Der lateinische Originaltext wurde 2001 in der Universitätsbibliothek Gießen aufgefunden und ist gekennzeichnet durch zahlreiche handschriftliche Unterstreichungen und Korrekturen, so dass die Vermutung berechtigt erscheint, es handle sich um eine Art Korrekturfahne. Da bisher keine korrigierte Druckfassung gefunden wurde, kann über eine Endfassung des Textes und seine tatsächliche Verwendung nur spekuliert werden. Stichwortartig umfasst der Titel des Gedichtes die Kernaussage des Antonius Praetorius: Zuallererst hat der Amtsträger fromm zu sein. Dann ist für ihn die Kirchenreform nach der Norm des Wortes Gottes Amtspflicht. Dabei steht das Recht auf seiner Seite. Zur Durchsetzung der Reform verfügt er über die dazu erforderliche Amtsgewalt. Die Dichtung des Praetorius ist einerseits als Huldigungsschrift an Graf Wolfgang Ernst zu sehen, soll aber auch andererseits den jungen Fürsten zu durchgreifenden kirchlichen Reformschritten ermutigen.

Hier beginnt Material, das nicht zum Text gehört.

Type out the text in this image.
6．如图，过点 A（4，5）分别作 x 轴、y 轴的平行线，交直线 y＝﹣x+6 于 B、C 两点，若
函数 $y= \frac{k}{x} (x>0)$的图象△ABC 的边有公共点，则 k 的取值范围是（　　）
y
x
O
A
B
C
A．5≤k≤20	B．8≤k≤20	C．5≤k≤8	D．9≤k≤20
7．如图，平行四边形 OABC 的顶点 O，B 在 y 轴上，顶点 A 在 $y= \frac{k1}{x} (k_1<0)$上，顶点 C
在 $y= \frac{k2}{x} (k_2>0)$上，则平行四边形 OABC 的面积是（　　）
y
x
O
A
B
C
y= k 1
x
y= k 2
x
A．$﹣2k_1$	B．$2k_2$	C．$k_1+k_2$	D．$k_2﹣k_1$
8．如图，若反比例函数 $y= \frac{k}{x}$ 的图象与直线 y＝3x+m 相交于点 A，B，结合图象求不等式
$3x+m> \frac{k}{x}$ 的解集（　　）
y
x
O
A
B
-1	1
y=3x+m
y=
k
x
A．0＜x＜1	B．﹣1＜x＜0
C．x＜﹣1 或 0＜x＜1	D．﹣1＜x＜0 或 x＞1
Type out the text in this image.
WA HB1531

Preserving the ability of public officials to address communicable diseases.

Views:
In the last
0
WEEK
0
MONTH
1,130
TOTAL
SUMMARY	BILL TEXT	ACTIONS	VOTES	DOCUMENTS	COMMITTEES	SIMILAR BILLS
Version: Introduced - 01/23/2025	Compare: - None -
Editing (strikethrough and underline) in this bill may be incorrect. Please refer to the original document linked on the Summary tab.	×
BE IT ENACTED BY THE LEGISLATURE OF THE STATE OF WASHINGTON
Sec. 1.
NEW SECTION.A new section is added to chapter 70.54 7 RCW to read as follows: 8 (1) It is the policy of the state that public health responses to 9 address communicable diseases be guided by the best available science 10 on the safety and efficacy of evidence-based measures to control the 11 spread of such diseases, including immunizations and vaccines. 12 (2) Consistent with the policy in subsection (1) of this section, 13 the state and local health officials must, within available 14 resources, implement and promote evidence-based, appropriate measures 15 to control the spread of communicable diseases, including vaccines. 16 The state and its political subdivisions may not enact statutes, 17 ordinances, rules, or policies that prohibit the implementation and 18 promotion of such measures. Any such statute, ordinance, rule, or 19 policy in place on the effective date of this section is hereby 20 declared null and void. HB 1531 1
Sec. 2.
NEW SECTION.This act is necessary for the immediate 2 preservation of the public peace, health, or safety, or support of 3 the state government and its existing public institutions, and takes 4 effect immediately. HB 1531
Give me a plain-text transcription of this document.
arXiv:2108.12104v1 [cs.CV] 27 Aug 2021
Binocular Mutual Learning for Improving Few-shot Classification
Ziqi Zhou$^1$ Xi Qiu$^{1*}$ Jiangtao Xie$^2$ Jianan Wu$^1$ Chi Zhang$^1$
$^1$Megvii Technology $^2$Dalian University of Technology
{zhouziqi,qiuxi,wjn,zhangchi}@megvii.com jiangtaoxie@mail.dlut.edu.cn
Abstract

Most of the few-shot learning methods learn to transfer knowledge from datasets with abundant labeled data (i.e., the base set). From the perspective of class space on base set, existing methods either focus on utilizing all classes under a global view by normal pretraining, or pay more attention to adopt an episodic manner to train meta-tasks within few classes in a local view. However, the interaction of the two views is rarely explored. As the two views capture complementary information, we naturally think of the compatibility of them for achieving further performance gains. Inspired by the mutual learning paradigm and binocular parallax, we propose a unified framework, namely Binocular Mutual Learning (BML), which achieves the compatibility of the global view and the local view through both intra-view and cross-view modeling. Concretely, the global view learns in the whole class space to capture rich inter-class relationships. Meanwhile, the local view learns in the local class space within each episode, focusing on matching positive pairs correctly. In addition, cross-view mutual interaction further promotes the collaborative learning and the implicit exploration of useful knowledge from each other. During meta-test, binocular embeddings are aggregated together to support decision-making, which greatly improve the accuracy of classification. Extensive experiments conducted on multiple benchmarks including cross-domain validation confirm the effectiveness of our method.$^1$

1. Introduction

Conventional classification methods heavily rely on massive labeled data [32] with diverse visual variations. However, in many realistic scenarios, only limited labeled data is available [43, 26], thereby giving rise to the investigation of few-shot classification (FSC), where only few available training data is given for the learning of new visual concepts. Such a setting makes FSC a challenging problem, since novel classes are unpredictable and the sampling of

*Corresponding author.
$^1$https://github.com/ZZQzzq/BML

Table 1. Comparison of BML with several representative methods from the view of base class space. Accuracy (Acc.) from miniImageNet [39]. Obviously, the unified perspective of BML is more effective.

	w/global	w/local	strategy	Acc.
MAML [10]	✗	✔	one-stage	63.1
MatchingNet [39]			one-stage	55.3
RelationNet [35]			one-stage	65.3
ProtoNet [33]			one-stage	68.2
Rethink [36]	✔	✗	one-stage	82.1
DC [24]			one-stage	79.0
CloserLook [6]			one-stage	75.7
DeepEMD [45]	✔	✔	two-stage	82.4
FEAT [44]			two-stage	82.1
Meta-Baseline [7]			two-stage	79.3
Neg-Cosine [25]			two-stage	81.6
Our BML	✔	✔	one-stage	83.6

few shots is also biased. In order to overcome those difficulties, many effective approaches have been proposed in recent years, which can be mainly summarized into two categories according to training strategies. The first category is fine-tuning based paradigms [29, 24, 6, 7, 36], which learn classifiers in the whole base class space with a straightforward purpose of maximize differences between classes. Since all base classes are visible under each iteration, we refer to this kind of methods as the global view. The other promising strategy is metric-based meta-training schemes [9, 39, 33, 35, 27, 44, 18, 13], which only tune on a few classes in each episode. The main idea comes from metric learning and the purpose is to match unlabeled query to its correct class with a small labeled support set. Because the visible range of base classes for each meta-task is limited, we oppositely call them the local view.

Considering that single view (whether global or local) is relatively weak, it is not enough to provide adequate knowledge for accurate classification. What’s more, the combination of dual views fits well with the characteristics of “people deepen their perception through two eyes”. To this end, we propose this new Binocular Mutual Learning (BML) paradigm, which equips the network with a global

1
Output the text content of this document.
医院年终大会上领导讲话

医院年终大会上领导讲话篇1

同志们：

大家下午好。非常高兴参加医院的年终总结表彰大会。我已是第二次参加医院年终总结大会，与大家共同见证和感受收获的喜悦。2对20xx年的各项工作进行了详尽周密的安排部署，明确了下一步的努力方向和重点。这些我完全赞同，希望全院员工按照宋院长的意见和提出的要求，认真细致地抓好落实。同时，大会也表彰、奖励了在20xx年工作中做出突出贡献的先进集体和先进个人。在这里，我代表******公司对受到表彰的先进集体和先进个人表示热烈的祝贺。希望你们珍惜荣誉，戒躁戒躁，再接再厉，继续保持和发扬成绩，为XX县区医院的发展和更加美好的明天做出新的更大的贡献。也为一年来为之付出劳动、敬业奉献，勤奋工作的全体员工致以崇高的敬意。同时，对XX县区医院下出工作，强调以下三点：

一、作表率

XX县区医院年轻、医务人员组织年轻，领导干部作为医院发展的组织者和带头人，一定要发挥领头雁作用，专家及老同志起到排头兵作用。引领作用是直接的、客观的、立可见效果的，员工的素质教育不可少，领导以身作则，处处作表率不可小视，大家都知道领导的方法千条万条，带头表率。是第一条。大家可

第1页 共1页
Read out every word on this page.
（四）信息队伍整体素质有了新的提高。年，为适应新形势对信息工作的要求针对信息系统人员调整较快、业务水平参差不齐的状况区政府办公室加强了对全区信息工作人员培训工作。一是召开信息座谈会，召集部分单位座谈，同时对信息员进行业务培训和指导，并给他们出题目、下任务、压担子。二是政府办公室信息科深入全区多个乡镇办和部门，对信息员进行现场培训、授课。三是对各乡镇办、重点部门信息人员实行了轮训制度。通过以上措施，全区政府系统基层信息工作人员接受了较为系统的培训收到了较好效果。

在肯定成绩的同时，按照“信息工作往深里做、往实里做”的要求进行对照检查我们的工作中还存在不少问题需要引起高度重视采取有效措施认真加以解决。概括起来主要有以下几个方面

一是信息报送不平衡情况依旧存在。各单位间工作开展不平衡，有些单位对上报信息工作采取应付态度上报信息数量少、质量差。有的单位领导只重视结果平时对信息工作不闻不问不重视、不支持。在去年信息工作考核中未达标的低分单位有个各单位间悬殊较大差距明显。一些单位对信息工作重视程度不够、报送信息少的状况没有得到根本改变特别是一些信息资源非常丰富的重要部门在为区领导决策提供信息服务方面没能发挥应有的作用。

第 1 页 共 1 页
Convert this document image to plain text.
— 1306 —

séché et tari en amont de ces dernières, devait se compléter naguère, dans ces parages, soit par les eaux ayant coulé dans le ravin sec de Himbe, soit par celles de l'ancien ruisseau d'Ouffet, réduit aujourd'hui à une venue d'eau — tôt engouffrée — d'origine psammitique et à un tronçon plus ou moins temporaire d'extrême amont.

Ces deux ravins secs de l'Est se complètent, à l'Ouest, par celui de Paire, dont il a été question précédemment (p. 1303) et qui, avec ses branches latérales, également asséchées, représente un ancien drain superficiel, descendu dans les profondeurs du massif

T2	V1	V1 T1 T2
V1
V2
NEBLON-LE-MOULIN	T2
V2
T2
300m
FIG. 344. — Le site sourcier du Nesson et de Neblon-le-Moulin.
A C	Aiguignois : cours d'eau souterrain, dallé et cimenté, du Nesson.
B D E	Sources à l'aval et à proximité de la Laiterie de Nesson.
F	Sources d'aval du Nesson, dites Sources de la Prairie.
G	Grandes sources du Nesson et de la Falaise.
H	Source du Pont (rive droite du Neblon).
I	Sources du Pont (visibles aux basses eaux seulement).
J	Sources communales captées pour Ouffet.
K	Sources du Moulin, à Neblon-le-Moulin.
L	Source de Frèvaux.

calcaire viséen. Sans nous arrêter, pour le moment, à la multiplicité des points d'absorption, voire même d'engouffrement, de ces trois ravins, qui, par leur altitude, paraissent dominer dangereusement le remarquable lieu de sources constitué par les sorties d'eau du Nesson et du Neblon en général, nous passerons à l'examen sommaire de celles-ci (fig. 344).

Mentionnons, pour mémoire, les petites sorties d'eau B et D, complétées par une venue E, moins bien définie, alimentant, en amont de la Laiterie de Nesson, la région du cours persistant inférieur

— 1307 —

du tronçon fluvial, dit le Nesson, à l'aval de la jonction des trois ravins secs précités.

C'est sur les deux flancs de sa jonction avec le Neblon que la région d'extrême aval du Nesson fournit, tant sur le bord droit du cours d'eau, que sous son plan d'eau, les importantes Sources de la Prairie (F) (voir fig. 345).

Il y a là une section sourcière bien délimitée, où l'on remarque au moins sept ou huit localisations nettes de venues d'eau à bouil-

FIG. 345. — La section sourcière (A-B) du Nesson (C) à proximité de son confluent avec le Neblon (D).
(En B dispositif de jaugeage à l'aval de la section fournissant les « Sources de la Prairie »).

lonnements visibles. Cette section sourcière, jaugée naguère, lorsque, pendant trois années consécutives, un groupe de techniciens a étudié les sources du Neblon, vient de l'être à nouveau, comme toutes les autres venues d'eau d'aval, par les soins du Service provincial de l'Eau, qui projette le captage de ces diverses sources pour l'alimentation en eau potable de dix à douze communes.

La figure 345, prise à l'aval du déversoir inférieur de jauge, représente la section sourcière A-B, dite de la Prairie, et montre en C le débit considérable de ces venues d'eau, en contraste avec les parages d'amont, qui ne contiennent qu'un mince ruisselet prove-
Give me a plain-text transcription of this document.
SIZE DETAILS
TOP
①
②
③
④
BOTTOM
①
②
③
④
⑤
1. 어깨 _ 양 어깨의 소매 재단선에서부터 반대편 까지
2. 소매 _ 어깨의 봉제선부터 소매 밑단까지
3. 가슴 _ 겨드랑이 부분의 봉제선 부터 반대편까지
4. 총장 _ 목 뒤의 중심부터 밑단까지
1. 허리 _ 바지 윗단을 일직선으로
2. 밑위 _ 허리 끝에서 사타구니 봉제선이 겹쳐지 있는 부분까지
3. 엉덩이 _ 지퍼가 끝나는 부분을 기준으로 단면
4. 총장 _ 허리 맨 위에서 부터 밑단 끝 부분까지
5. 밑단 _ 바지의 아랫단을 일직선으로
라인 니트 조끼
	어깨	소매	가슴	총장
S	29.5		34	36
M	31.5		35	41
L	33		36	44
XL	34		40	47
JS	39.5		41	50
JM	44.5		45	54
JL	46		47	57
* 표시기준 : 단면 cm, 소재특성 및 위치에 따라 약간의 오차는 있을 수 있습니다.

Streit um die wahre Religion und Schwinden der wahren Gottesverehrung sieht Praetorius als Ursache für den Zorn Gottes. Die großen Nöte seiner Zeit deutet er als Gottes Strafe. Rettung kommt für ihn aus dem Studium der Schrift. Das hierin enthaltene Wort Gottes weist den Weg zur Reform der Kirche. Nach dem Beispiel des Moses sieht er die staatliche Obrigkeit in der Pflicht, dem so erkannten Willen Gottes Geltung zu verschaffen. Gleich Moses genießt die staatliche Obrigkeit uneingeschränkte Vollmacht bis hin zur Gewaltanwendung. Wahre Frömmigkeit lässt sich für Praetorius jedoch nicht durch Gewalt erzwingen. „Frei ist nämlich der Glaube.“ „Himmlischer Hauch“ bewegt ihn (V. 184). Deshalb preist er selig den Fürsten, der auf diese gewaltlose Weise die Kirche reformiert. „Glücklich“ nennt er das Volk, welches von seinem Fürsten so regiert wird.

Anton Praetorius hat es in seinem Leben nicht leicht gehabt. Trotzdem hat er vorgelebt, was auch in der heutigen Zeit wichtig ist: Glauben und Zivilcourage. Die Übersetzung des Textes erfolgt nicht in Reimen, sondern ist bemüht, den Sinn des lateinischen Originals zu erschließen. Dem dient auch die seitenweise Gegenüberstellung des lateinischen und deutschen Textes, der mit seinen lokal-regionalen Bezügen auch vorzüglich im Latein-und Geschichtsunterricht eingesetzt werden kann.